La historia del fútbol y de los Mundiales dejó grandes capitanes para el recuerdo. El capitán no siempre es el mejor jugador del plantel, pero sí es el que primero aparece en las fotos. A lo largo de más de ochenta años ese rol se transformó en uno de los más importantes para un campeón. El hombre encargado de levantar el trofeo casi siempre se gana ese honor desde la trayectoria, la ascendencia en el grupo y la personalidad. Es el líder absoluto del equipo.
Diego Armando Maradona fue sin dudas uno de ellos. Y tal vez, uno de los más determinantes. Su actuación en el Mundial de México 86 fue consagratoria. Pocas veces un futbolista fue tan influyente en el logro de un título como Pelusa, dejando como marca registrada y para la historia el gol a Inglaterra, el mejor de los Mundiales.
Franz Beckenbauer marcó parte de la historia del fútbol alemán. El Kaiser ganó con la casaca de su país el Mundial de 1974 y la Eurocopa de 1972. Considerado por muchos como uno de los mejores jugadores de la historia, cumplió destacadas actuaciones como líbero y volante central.

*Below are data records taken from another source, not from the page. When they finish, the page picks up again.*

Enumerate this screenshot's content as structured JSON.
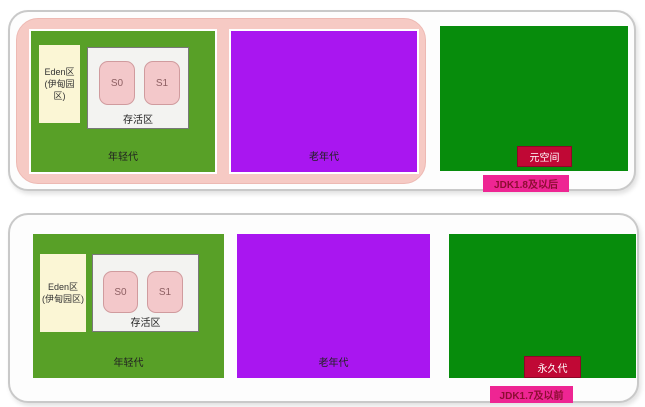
{
  "diagram": {
    "title": "JVM heap memory structure comparison",
    "panels": [
      {
        "id": "jdk8",
        "jdk_badge": "JDK1.8及以后",
        "heap_wrapper_present": true,
        "young": {
          "label": "年轻代",
          "eden_label": "Eden区(伊甸园区)",
          "survivor": {
            "label": "存活区",
            "s0": "S0",
            "s1": "S1"
          }
        },
        "old_label": "老年代",
        "method_area": "元空间"
      },
      {
        "id": "jdk7",
        "jdk_badge": "JDK1.7及以前",
        "heap_wrapper_present": false,
        "young": {
          "label": "年轻代",
          "eden_label": "Eden区(伊甸园区)",
          "survivor": {
            "label": "存活区",
            "s0": "S0",
            "s1": "S1"
          }
        },
        "old_label": "老年代",
        "method_area": "永久代"
      }
    ],
    "colors": {
      "young_gen_green": "#58a027",
      "old_gen_purple": "#a916f0",
      "method_area_green": "#078c0c",
      "heap_wrapper_pink": "#f6cac4",
      "eden_cream": "#fbf6d5",
      "survivor_gray": "#f3f3f1",
      "survivor_slot_pink": "#f3c8ca",
      "method_area_badge_red": "#c00835",
      "jdk_badge_pink": "#ee2593",
      "panel_border_gray": "#c9c9c9"
    }
  }
}
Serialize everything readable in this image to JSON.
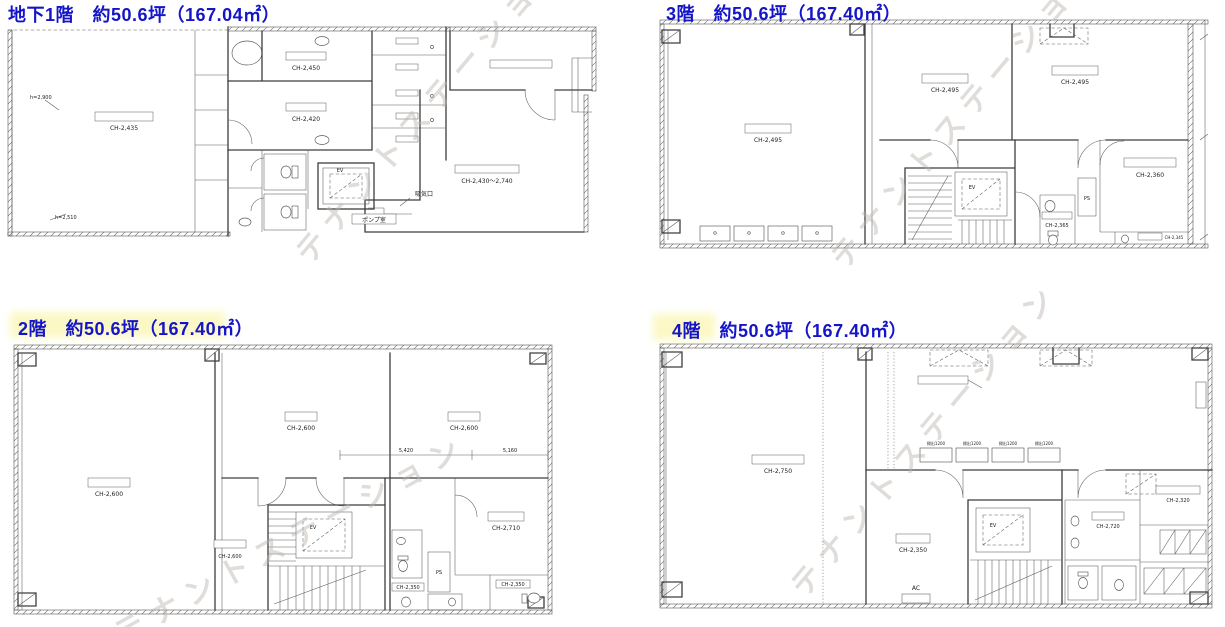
{
  "watermark": {
    "text": "テナントステーション",
    "color": "#b9b3ad"
  },
  "colors": {
    "title_blue": "#1414c8",
    "line_gray": "#3d3d3d"
  },
  "floors": [
    {
      "id": "b1f",
      "title": "地下1階　約50.6坪（167.04㎡）",
      "labels": [
        "CH-2,435",
        "CH-2,450",
        "CH-2,420",
        "EV",
        "ポンプ室",
        "吸気口",
        "CH-2,430〜2,740",
        "h=2,900",
        "h=2,510"
      ]
    },
    {
      "id": "3f",
      "title": "3階　約50.6坪（167.40㎡）",
      "labels": [
        "CH-2,495",
        "CH-2,495",
        "CH-2,495",
        "EV",
        "CH-2,360",
        "CH-2,345",
        "PS",
        "CH-2,365"
      ]
    },
    {
      "id": "2f",
      "title": "2階　約50.6坪（167.40㎡）",
      "labels": [
        "CH-2,600",
        "CH-2,600",
        "CH-2,600",
        "EV",
        "CH-2,710",
        "CH-2,350",
        "PS",
        "5,420",
        "5,160",
        "CH-2,350",
        "CH-2,600"
      ]
    },
    {
      "id": "4f",
      "title": "4階　約50.6坪（167.40㎡）",
      "labels": [
        "CH-2,750",
        "EV",
        "CH-2,350",
        "CH-2,320",
        "掃出1200",
        "AC",
        "CH-2,720"
      ]
    }
  ]
}
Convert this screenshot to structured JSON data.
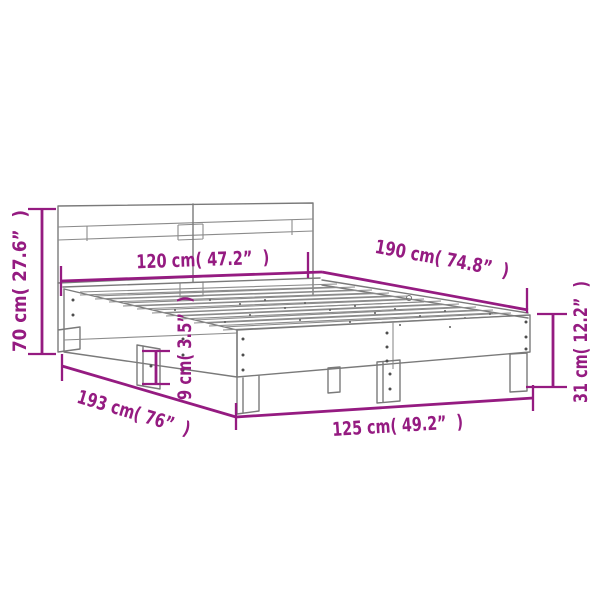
{
  "title": "Bed frame with headboard dimensions diagram",
  "colors": {
    "accent": "#951B81",
    "line_art": "#7A7A7A",
    "background": "#FFFFFF"
  },
  "dims": {
    "width_mattress": {
      "label": "120 cm( 47.2”  )",
      "cm": 120,
      "inches": 47.2
    },
    "length_mattress": {
      "label": "190 cm( 74.8”  )",
      "cm": 190,
      "inches": 74.8
    },
    "height_total": {
      "label": "70 cm( 27.6”  )",
      "cm": 70,
      "inches": 27.6
    },
    "clearance": {
      "label": "9 cm( 3.5”  )",
      "cm": 9,
      "inches": 3.5
    },
    "length_total": {
      "label": "193 cm( 76”  )",
      "cm": 193,
      "inches": 76
    },
    "width_total": {
      "label": "125 cm( 49.2”  )",
      "cm": 125,
      "inches": 49.2
    },
    "height_side": {
      "label": "31 cm( 12.2”  )",
      "cm": 31,
      "inches": 12.2
    }
  }
}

Obdulio Varela fue otro de los jugadores que lució la cinta de capitán y marcó la historia. Como líder de la Celeste, el Negro Jefe encabezó la increíble remontada de 1950, en la final ante Brasil, donde Uruguay ganó el segundo título logrando el célebre Maracanazo, con 200.000 personas en las tribunas. "No piensen en toda esa gente, no miren para arriba, el partido se juega abajo y si ganamos no va a pasar nada, nunca pasó nada. Los de afuera son de palo y en el campo seremos once para once”, dijo en la arenga previa, patentando una serie de frases futboleras que todavía hoy perduran.
Giusseppe Meazza ganó dos Mundiales con Italia, en 1934 y 1938 (en el último fue capitán). Es el segundo máximo anotador con la Azzurra, con 33 tantos en 53 partidos. En la década del 30 brilló por su habilidad y su efectividad en el área rival.
El único título del mundo que obtuvo Inglaterra tuvo como capitán a Bobby Moore. Una gloria del fútbol inglés, quien quedó inmortalizado levantando la Copa en la final contra Alemania. Moore está considerado como uno de los mejores defensores de todos los tiempos, al punto que el mismísimo Pelé lo definió como “el defensor más difícil de pasar”. Bobby era muy técnico, y se destacaba por el anticipo y la visión de juego, dos cualidades clave a la hora de que Inglaterra ganara su primera y única Copa.
Brasil tuvo varios capitanes para el recuerdo, como Carlos Alberto en el Mundial de 1970, autor del último tanto del equipo en la final ante Italia, quien se dio el lujo de comandar a una de las selecciones que mejor jugó al fútbol en la historia de los Mundiales. Cafú fue otro histórico: en 2002 llevó la cinta en el título logrado en el Mundial de Corea-Japón. Antes, en 1994, también se había consagrado, en Estados Unidos. Con 142 partidos es el brasileño con más presencias de la verdeamarelha.
Daniel Alberto Passarella, apodado el Gran Capitán, brilló en el equipo argentino que ganó el Mundial de 1978, el primero de la historia del país. Un defensor que en el área propia imponía como pocos su presencia, y era un peligro constante en el área rival, gracias a su gran cabezazo y su fortísimo remate.